Mon ouvrage n’a pas paru en langue russe. Il fut écrit en 1928 alors que, dans la République soviétique, les œuvres marxistes traitant de sujets d’actualité étaient devenues la forme la plus prohibée de la littérature. Pour assurer tout au moins une certaine diffusion à mes manuscrits, je transformerai les deux premières parties de ce livre en documents officiels que j’adressai au VIe congrès de l’Internationale communiste qui siégea à Moscou au cours de l’été de l’année dernière. Les troisième et quatrième parties furent écrites après le congrès elles se passaient de main en main à l’état de manuscrits. La transmission de ceux-ci était, elle est encore punie de l’exil dans les coins perdus de Sibérie et même ces temps derniers, de réclusion sévère au bagne de Tobolsk.

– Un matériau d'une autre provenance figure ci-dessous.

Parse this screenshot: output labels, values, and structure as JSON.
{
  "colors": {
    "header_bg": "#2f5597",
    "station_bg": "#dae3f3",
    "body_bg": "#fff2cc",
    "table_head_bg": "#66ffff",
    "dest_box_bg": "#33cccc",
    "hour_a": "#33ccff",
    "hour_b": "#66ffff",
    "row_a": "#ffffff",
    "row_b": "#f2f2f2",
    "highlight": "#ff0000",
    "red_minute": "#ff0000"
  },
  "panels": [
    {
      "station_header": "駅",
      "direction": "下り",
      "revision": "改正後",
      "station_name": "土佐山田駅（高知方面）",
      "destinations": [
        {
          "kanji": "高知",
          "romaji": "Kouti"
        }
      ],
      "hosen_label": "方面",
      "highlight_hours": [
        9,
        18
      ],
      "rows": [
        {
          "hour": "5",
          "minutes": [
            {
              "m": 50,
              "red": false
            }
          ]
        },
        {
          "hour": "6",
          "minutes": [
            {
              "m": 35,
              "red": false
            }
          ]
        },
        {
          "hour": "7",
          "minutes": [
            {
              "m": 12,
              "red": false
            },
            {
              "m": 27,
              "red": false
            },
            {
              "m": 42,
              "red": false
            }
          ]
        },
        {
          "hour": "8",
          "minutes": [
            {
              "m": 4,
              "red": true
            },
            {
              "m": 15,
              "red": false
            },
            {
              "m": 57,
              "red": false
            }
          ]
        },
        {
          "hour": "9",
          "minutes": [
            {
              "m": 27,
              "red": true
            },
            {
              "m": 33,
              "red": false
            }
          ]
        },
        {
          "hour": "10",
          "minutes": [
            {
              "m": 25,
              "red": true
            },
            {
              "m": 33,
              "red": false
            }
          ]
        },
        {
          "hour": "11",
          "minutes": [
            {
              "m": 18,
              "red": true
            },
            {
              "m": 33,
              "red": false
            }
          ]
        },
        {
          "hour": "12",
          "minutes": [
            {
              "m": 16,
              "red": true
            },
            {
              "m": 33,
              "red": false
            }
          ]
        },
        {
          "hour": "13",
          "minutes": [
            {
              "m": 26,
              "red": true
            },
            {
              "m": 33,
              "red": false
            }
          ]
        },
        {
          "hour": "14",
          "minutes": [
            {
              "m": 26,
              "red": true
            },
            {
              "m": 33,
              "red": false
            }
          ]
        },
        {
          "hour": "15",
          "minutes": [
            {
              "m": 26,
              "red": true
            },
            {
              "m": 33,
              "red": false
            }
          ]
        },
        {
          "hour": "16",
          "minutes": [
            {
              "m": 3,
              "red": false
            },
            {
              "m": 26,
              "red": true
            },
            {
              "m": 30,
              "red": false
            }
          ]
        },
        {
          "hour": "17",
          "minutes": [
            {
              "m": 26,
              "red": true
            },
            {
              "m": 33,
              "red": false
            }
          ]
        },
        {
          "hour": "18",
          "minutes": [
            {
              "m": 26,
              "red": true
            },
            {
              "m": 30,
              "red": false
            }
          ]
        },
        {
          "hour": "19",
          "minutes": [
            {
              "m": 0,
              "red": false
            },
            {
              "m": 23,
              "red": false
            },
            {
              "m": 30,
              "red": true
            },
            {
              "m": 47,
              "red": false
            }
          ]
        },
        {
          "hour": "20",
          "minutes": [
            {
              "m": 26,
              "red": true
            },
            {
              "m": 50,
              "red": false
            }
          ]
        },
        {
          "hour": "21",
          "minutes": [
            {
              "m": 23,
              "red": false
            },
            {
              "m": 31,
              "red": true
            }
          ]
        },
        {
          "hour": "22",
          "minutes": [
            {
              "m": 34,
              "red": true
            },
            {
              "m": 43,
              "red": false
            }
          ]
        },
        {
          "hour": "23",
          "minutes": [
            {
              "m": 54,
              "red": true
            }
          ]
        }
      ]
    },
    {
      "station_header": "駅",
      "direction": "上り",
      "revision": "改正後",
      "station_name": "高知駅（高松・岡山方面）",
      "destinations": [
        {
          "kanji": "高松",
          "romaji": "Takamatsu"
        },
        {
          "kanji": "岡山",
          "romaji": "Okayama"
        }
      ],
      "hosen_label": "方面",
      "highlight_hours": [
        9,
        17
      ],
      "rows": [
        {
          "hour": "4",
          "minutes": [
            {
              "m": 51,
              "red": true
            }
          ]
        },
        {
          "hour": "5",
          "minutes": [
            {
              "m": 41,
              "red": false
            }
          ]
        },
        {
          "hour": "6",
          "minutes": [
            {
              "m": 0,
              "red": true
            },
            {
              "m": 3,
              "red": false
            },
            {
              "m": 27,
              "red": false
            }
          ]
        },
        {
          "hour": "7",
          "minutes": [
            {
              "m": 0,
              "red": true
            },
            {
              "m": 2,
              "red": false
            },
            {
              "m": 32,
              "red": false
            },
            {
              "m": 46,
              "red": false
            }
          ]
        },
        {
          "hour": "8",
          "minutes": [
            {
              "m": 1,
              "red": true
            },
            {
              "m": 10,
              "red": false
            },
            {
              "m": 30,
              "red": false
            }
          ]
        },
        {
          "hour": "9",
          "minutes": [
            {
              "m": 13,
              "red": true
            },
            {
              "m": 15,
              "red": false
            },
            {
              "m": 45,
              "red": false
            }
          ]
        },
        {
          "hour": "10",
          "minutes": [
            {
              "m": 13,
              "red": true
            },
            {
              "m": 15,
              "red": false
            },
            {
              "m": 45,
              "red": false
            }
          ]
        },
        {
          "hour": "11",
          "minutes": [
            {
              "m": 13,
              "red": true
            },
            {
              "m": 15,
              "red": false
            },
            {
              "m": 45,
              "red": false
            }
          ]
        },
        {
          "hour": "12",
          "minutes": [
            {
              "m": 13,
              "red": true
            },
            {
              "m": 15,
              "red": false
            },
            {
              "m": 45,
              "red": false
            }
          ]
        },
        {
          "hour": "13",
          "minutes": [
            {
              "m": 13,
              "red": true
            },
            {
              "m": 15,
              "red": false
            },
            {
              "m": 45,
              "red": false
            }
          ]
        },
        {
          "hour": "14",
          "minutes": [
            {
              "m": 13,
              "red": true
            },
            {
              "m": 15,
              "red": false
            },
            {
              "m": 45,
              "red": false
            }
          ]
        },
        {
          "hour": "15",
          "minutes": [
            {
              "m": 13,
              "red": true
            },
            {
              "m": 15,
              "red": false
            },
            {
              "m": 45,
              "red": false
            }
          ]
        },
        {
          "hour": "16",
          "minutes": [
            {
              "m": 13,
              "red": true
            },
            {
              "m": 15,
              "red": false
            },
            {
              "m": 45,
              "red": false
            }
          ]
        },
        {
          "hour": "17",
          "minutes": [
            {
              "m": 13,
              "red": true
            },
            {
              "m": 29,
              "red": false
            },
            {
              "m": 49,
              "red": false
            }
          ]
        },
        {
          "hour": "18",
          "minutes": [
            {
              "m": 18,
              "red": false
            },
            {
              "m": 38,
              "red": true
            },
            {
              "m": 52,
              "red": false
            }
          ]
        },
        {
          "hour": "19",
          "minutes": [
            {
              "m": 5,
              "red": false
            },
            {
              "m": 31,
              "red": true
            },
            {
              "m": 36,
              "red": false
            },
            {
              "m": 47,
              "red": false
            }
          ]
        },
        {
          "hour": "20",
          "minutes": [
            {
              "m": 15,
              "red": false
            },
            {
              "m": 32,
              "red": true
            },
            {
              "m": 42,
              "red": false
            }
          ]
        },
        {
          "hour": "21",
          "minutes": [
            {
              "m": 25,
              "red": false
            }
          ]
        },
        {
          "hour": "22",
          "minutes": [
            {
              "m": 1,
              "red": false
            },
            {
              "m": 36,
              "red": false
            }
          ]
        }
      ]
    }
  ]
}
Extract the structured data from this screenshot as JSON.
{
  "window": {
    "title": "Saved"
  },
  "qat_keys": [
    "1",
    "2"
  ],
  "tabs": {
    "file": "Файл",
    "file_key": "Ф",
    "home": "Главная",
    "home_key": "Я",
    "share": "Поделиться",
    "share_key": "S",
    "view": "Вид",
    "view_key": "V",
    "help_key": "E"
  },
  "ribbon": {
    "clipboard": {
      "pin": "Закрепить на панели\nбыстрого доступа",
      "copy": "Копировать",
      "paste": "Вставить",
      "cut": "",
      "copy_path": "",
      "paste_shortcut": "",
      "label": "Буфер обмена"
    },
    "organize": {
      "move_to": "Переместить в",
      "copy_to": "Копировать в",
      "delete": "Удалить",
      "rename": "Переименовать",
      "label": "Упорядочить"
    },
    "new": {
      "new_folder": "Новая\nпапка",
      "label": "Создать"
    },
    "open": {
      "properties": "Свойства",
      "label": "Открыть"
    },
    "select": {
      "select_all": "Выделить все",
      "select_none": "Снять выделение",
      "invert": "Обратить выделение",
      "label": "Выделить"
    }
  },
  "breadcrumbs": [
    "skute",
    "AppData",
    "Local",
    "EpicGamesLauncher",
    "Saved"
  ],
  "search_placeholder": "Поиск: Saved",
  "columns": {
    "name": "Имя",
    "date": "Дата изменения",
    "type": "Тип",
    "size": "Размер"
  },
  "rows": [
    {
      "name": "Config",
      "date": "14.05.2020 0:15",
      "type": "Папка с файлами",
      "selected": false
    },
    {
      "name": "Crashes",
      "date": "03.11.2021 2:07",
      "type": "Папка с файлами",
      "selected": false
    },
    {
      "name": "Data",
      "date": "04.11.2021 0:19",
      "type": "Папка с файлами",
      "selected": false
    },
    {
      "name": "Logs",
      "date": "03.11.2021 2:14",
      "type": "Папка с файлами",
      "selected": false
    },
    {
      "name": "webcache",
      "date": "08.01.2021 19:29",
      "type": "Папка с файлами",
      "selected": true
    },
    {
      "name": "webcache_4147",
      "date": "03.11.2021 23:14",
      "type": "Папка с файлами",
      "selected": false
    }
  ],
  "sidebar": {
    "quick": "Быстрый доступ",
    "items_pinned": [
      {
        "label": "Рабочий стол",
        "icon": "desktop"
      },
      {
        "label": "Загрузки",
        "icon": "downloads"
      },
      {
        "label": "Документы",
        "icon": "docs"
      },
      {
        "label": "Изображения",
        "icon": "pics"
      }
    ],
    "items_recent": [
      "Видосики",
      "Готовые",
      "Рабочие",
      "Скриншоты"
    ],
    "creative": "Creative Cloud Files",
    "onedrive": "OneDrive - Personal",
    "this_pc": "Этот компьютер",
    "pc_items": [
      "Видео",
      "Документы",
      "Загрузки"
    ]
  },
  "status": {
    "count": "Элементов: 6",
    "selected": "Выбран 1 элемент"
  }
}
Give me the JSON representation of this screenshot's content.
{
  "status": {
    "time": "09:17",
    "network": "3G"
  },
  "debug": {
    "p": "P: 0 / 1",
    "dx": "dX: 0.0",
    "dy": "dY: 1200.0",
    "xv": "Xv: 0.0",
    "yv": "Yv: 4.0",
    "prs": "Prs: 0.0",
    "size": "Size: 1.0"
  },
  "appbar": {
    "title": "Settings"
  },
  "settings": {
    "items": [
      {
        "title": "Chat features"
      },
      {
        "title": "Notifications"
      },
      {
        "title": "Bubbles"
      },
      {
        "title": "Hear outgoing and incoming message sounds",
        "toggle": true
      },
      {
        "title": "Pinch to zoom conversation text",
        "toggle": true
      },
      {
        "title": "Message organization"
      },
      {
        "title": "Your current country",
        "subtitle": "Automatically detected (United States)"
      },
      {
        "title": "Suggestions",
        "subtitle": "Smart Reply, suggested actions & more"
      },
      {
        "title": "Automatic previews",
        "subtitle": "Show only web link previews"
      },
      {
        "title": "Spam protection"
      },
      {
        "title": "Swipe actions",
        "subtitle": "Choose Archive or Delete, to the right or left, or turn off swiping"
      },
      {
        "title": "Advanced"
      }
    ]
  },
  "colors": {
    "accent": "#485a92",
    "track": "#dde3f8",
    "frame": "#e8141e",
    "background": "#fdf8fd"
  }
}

Seule, la seconde partie, c’est-à-dire la Critique du Programme a été publiée en allemand. Dans son ensemble le livre n’a vécu jusqu’à présent qu’à l’état de manuscrit, d’une vie en quelque sorte pré-natale. Il paraît pour la première fois sous la forme que voici, dans l’édition française. Étant donné cependant que mes manuscrits ont pénétré par des voies différentes à travers la frontière de la Chine occidentale, ainsi que dans les pays d’Europe et d’Amérique, j’estime nécessaire de déclarer ici que la présente édition française est l’unique et seule édition de cette œuvre dont je sois responsable envers les lecteurs.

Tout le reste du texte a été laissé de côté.